Le Gouvernement de M. Duque vient de décider de revenir aux méthodes d'aspersion aérienne pour détruire les plantations, avec du glyphosate.
M. Duque en avait discuté avec M. Trump, qui a mis en garde la Colombie contre l'expansion de la culture de cocaïne. Il n'a d'ailleurs jamais été question de légaliser la cocaïne, mais uniquement la marijuana et le cannabis. Au cours des dernières années, les FARC se finançaient largement à partir de cultures de cocaïne. Les paramilitaires étaient, à bien des égards, l'expression des narcotrafiquants. Les narcotrafiquants et les paramilitaires n'ont jamais été une force cohérente, et si beaucoup d'entre eux ont péri, c'est surtout le fait de querelles internes aux différents groupes et entre ceux-ci ! L'unité n'a jamais été que de surface. En réalité, il y a toujours eu une multitude de groupes se disputant le contrôle du trafic.
De fait, l'éradication manuelle de la cocaïne - le Gouvernement parle de 50 000 hectares détruits en quelques années - ne peut être que renforcée par les aspersions aériennes, mais celles-ci hérissent les paysans. Pour la communauté internationale, encore faut-il trouver comment financer le remplacement des cultures. En effet, celles-ci sont installées dans des régions isolées, sur des micro-exploitations, et il n'est pas évident de trouver des produits de remplacement. Le cacao ? Mais comment l'écouler ? Beaucoup de plans de substitution ont donc tourné court.

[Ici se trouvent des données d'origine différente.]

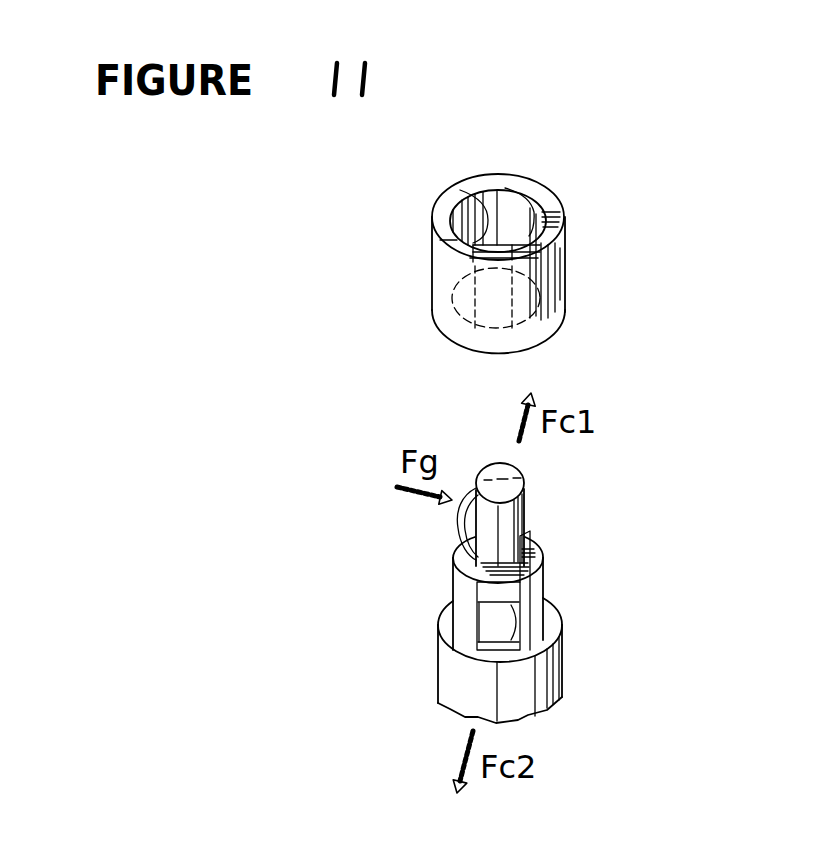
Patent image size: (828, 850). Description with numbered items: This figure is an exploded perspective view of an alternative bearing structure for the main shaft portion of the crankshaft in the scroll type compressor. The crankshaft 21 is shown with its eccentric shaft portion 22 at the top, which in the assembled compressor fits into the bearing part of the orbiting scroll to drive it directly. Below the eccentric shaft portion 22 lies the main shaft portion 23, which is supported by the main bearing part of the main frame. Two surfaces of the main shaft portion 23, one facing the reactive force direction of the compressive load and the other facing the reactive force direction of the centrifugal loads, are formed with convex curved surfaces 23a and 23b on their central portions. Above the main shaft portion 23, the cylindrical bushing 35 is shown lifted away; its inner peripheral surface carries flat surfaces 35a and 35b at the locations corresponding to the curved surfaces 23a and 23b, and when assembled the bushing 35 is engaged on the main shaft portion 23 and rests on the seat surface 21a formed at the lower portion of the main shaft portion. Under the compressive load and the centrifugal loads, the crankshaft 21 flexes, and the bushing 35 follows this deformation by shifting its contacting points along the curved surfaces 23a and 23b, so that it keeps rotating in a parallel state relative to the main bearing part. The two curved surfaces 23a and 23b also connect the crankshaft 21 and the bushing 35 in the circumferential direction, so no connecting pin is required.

The crankshaft 21 is at (560, 682).
The seat surface 21a is at (543, 628).
The eccentric shaft portion 22 is at (523, 480).
The main shaft portion 23 is at (572, 592).
The curved surface 23a is at (487, 623).
The curved surface 23b is at (537, 560).
The cylindrical bushing 35 is at (552, 205).
The flat surface 35a is at (460, 190).
The flat surface 35b is at (505, 188).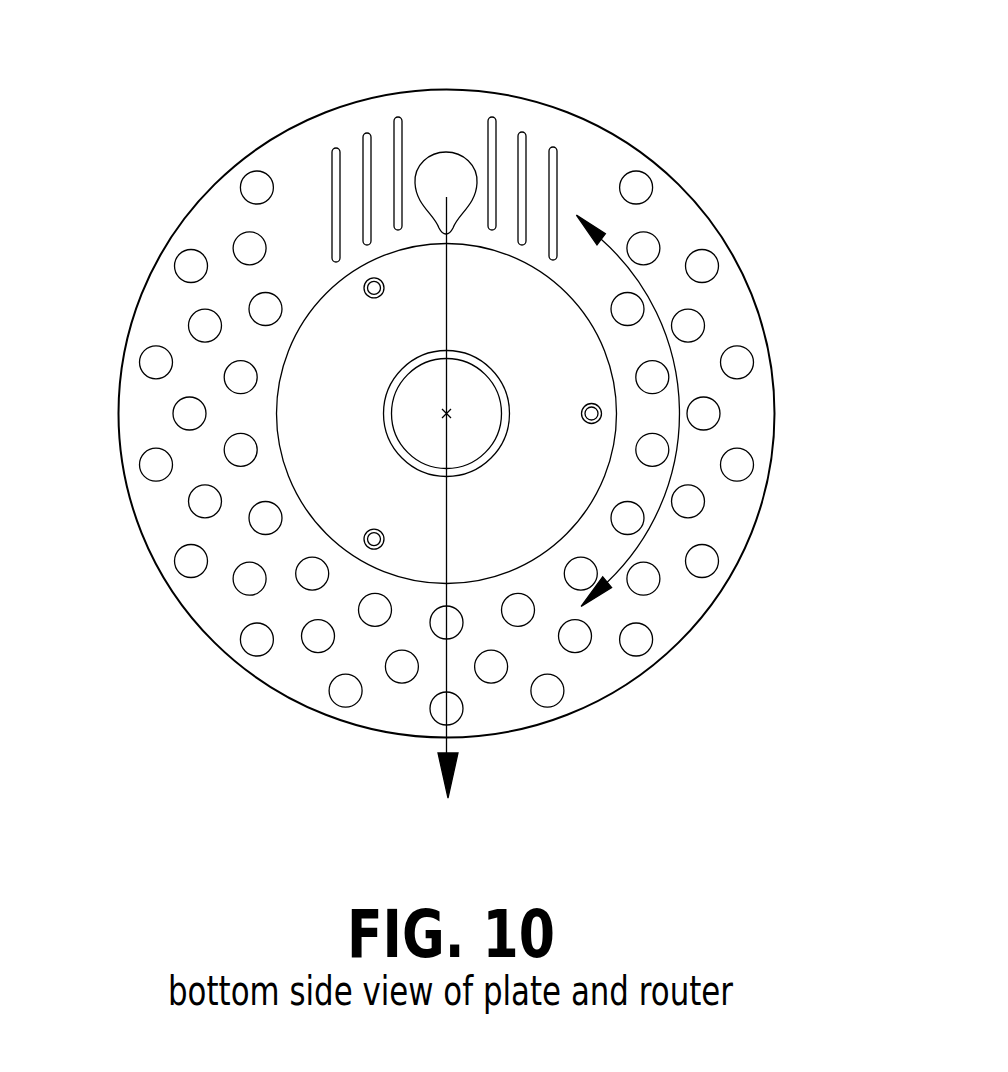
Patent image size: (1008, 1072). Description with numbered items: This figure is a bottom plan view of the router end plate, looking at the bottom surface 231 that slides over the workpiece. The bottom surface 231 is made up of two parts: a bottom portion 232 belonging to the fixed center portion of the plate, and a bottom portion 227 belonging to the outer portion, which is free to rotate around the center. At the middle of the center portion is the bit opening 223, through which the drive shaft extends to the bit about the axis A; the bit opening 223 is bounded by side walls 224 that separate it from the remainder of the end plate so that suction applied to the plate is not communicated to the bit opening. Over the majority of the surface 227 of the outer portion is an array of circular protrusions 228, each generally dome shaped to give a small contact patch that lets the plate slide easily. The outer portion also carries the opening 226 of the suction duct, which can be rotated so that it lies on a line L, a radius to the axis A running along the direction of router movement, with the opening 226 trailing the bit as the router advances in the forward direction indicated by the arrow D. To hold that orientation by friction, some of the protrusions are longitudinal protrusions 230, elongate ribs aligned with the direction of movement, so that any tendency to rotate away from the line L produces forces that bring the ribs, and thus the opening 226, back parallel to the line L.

Pour autant, il faut que la communauté internationale continue de s'impliquer - et l'action de la France pour la réduction des violences à Medellin a été fondamentale, en effet.
Le travail de mémoire effectué au cours de ces dernières années est remarquable : aucun pays d'Amérique latine n'a connu autant de travaux sur ce qui s'est passé au cours des décennies précédentes. C'est même un des problèmes de la Colombie : on sait tout, ou presque ! Ce n'est pas un pays qui sort d'un système totalitaire, où l'on découvrirait après coup les atrocités qui ont été commises. Les paramilitaires qui ont bénéficié d'un premier régime d'amnistie ont déposé les armes en 2005, et ils ont dû reconnaître les actes qu'ils avaient commis. On sait beaucoup moins de choses sur les guérillas, qui commencent seulement à parler.
Le grand risque, pour la Colombie, serait que la justice internationale s'en mêle. Celle-ci avait reconnu que l'accord était valable, puisque les responsables de crimes de guerre et de crimes contre l'humanité seraient poursuivis. Elle était très attentive au fait que ce ne soient pas simplement les simples soldats ou les sergents qui soient incriminés pour les 3 000 assassinats commis. Le tribunal international de La Haye a fait savoir qu'au cas où la responsabilité des dirigeants et hauts gradés ne serait pas sanctionnée, il se réservait d'intervenir.
Le rôle de la France en Colombie est fondamental - comme celui de l'Allemagne, d'ailleurs. L'ambassadeur allemand est intervenu au Venezuela. La France peut contribuer au financement des programmes de mémoire et de réparation aux victimes. Ces programmes sont bien entamés, mais réclament des moyens que la Colombie n'a pas. La France jouit d'un prestige certain, comme d'autres pays européens : la Norvège a été pays garant alors lors des négociations de La Havane, par exemple. Il est fondamental que la France continue à appuyer tout ce qui relève de la dynamique de la pacification. Elle peut aider à réformer l'administration, aussi, à un moment où la Justice elle-même se trouve impliquée dans des affaires de corruption. Notre Conseil d'État, notamment, est intervenu en Colombie, et sa participation a été très bien reçue.